As we spoke with DAM industry veterans, system users and vendors for our research, several trends emerged:

  • Larger adoption of the Extensible Metadata Platform (XMP) for managing metadata around assets. While most vendors boast support for Adobe’s standard that allows metadata to "travel" with an asset, not all support of XMP is created equally. Some vendors extract XMP metadata from an asset as it’s ingested into the system and store it in a separate repository, while others (such as Media Beacon) keep the metadata and asset as one, but still use the XMP information to manage the asset. Vendors are likely to continue to focus on XMP as a key way to unlock and manage an asset’s metadata.
  • Renewed focus on digital rights management (DRM). Although maintaining digital rights is vital in many DAM and media asset management (MAM) scenarios, few vendors have a solid solution to that need and are looking to create one. If DRM is important to you, be sure to look at how a vendor’s DRM capabilities stack up when you create your short list.

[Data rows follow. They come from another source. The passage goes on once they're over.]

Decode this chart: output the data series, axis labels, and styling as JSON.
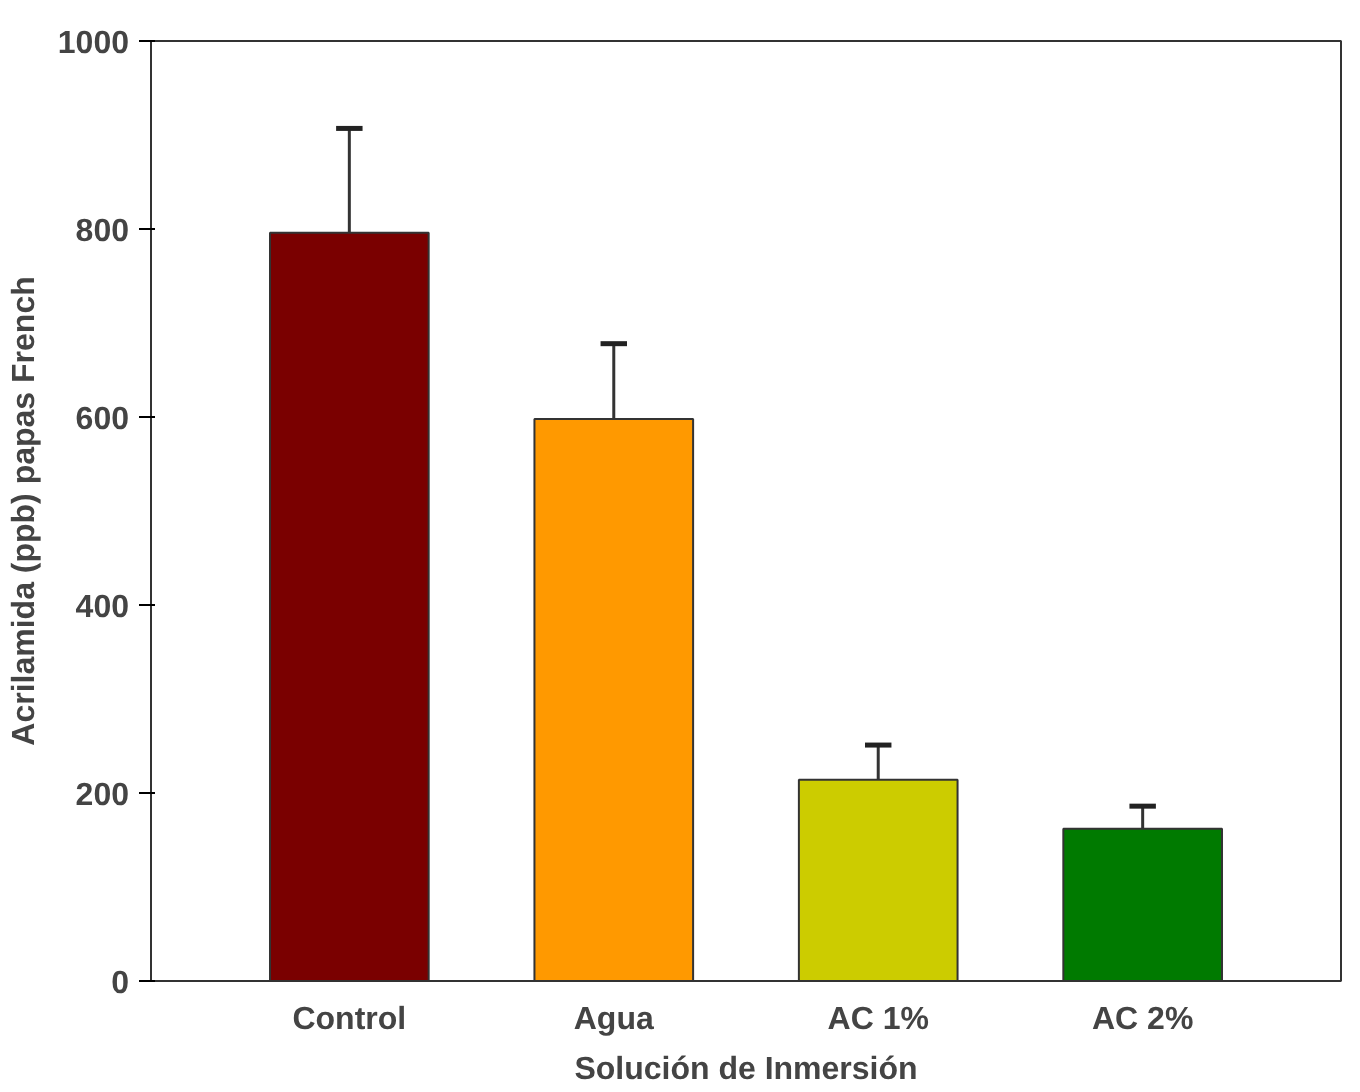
{
  "chart_data": {
    "type": "bar",
    "xlabel": "Solución de Inmersión",
    "ylabel": "Acrilamida (ppb) papas French",
    "categories": [
      "Control",
      "Agua",
      "AC 1%",
      "AC 2%"
    ],
    "values": [
      796,
      598,
      214,
      162
    ],
    "colors": [
      "#7a0000",
      "#ff9900",
      "#cccc00",
      "#007a00"
    ],
    "errors": [
      [
        796,
        907
      ],
      [
        598,
        678
      ],
      [
        214,
        251
      ],
      [
        162,
        186
      ]
    ],
    "ylim": [
      0,
      1000
    ],
    "yticks": [
      0,
      200,
      400,
      600,
      800,
      1000
    ],
    "grid": false
  }
}
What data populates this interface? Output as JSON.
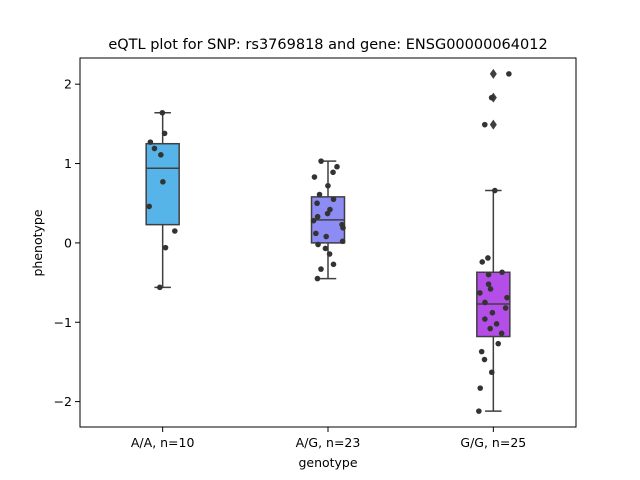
{
  "chart_data": {
    "type": "box",
    "title": "eQTL plot for SNP: rs3769818 and gene: ENSG00000064012",
    "xlabel": "genotype",
    "ylabel": "phenotype",
    "ylim": [
      -2.32,
      2.33
    ],
    "yticks": [
      {
        "value": 2,
        "label": "2"
      },
      {
        "value": 1,
        "label": "1"
      },
      {
        "value": 0,
        "label": "0"
      },
      {
        "value": -1,
        "label": "−1"
      },
      {
        "value": -2,
        "label": "−2"
      }
    ],
    "grid": false,
    "categories": [
      "A/A, n=10",
      "A/G, n=23",
      "G/G, n=25"
    ],
    "boxes": [
      {
        "category": "A/A, n=10",
        "color": "#56b4e9",
        "q1": 0.23,
        "median": 0.94,
        "q3": 1.25,
        "whisker_low": -0.56,
        "whisker_high": 1.64,
        "outliers": [],
        "points": [
          1.64,
          1.38,
          1.27,
          1.19,
          1.11,
          0.77,
          0.46,
          0.15,
          -0.06,
          -0.56
        ]
      },
      {
        "category": "A/G, n=23",
        "color": "#8c8cf4",
        "q1": 0.0,
        "median": 0.29,
        "q3": 0.58,
        "whisker_low": -0.45,
        "whisker_high": 1.03,
        "outliers": [],
        "points": [
          1.03,
          0.96,
          0.89,
          0.83,
          0.72,
          0.61,
          0.55,
          0.5,
          0.42,
          0.37,
          0.33,
          0.28,
          0.23,
          0.19,
          0.12,
          0.08,
          0.02,
          -0.02,
          -0.07,
          -0.14,
          -0.27,
          -0.33,
          -0.45
        ]
      },
      {
        "category": "G/G, n=25",
        "color": "#b54ee8",
        "q1": -1.18,
        "median": -0.77,
        "q3": -0.37,
        "whisker_low": -2.12,
        "whisker_high": 0.66,
        "outliers": [
          2.13,
          1.83,
          1.49
        ],
        "points": [
          2.13,
          1.83,
          1.49,
          0.66,
          -0.19,
          -0.24,
          -0.37,
          -0.4,
          -0.52,
          -0.63,
          -0.69,
          -0.75,
          -0.82,
          -0.88,
          -0.96,
          -1.02,
          -1.08,
          -1.14,
          -1.27,
          -1.37,
          -1.47,
          -1.63,
          -1.83,
          -2.12,
          -0.58
        ]
      }
    ]
  }
}
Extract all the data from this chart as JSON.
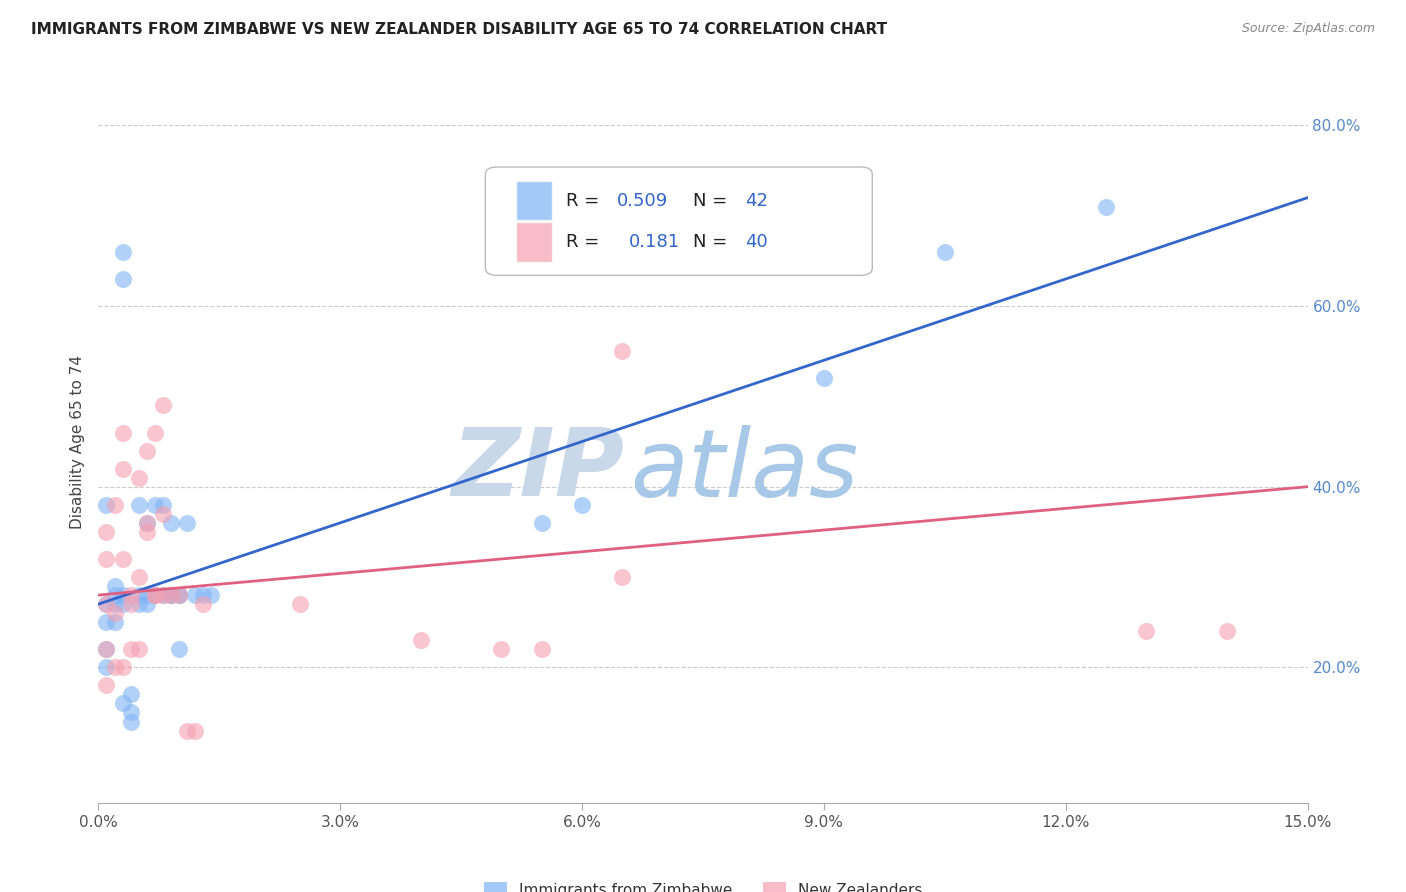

  • Lack of real asset workflow solutions. Compared to the other technologies we cover at CMS Watch, DAM systems have comparably weak workflow capabilities. Many DAM processes are complex, and many asset managers have required third-party tools to create truly automated workflows.
  • Increased need for enterprise system integration, DAM to Web content management systems in particular. Many asset managers wish to distribute products via the Web, and thus have a business need to merge those two technologies, making an easier bridge to cross. Therefore, many asset managers and industry veterans see the concept of the DAM system as the "single source of truth" as a bit antiquated because the repository needs to serve multiple platforms.
  • More focus on Web clients vs. the traditional desktop client. As with Web content management and enterprise search tools, vendors are trying to design more dashboard-like experiences for their Web client, and so far, few have achieved the same functionality from Web clients as they have with the desktop thick clients.
  • Divergent product builds. DAM vendors historically have spent a lot of time doing implementation, and as a result, there are a lot of aggregate solutions out there that aren’t necessarily part of the core product. As a buyer, be cautious and make sure what you see is what you’re going to get.
  • Workgroup solutions hitting the ceiling. Some of the smaller vendors we evaluated face challenges as their customer asset bases grow, requiring them to integrate with more complex enterprise systems.
  • Increase in software-as-a-service (SaaS)-based DAM. Widen, a pure-play SaaS vendor, has seen quite a bit of growth since early 2007, and ClearStory Systems experienced an uptick in the SaaS area during Q1 2008 despite other corporate turmoil in late 2007. North Plains  recently debuted an on-demand service. Other vendors may jump on the SaaS bandwagon.
  • Generally weak video support leading to third-party investments. While many vendors support video, it hasn’t quite worked out as the video production and management super tool early DAM proponents envisioned. Part of the problem is the bandwidth required. Many customers of existing DAM products look to buy an Avid (avid.com) server or an Apple (apple.com) Final Cut Pro server to manage and serve video assets. As such, DAM vendors continue to miss the mark on video.

Despite the continued "on the cusp" feel to the DAM market, DAM’s big moment never seems to arrive: always the bridesmaid, but never the bride. As such, many DAM "leaders" were recently on the brink of extinction, some were saved by their now-enterprise content management (ECM) parents, while other vendors chug along as 20-person shops with a core platform on which they build custom solutions for long-term clients.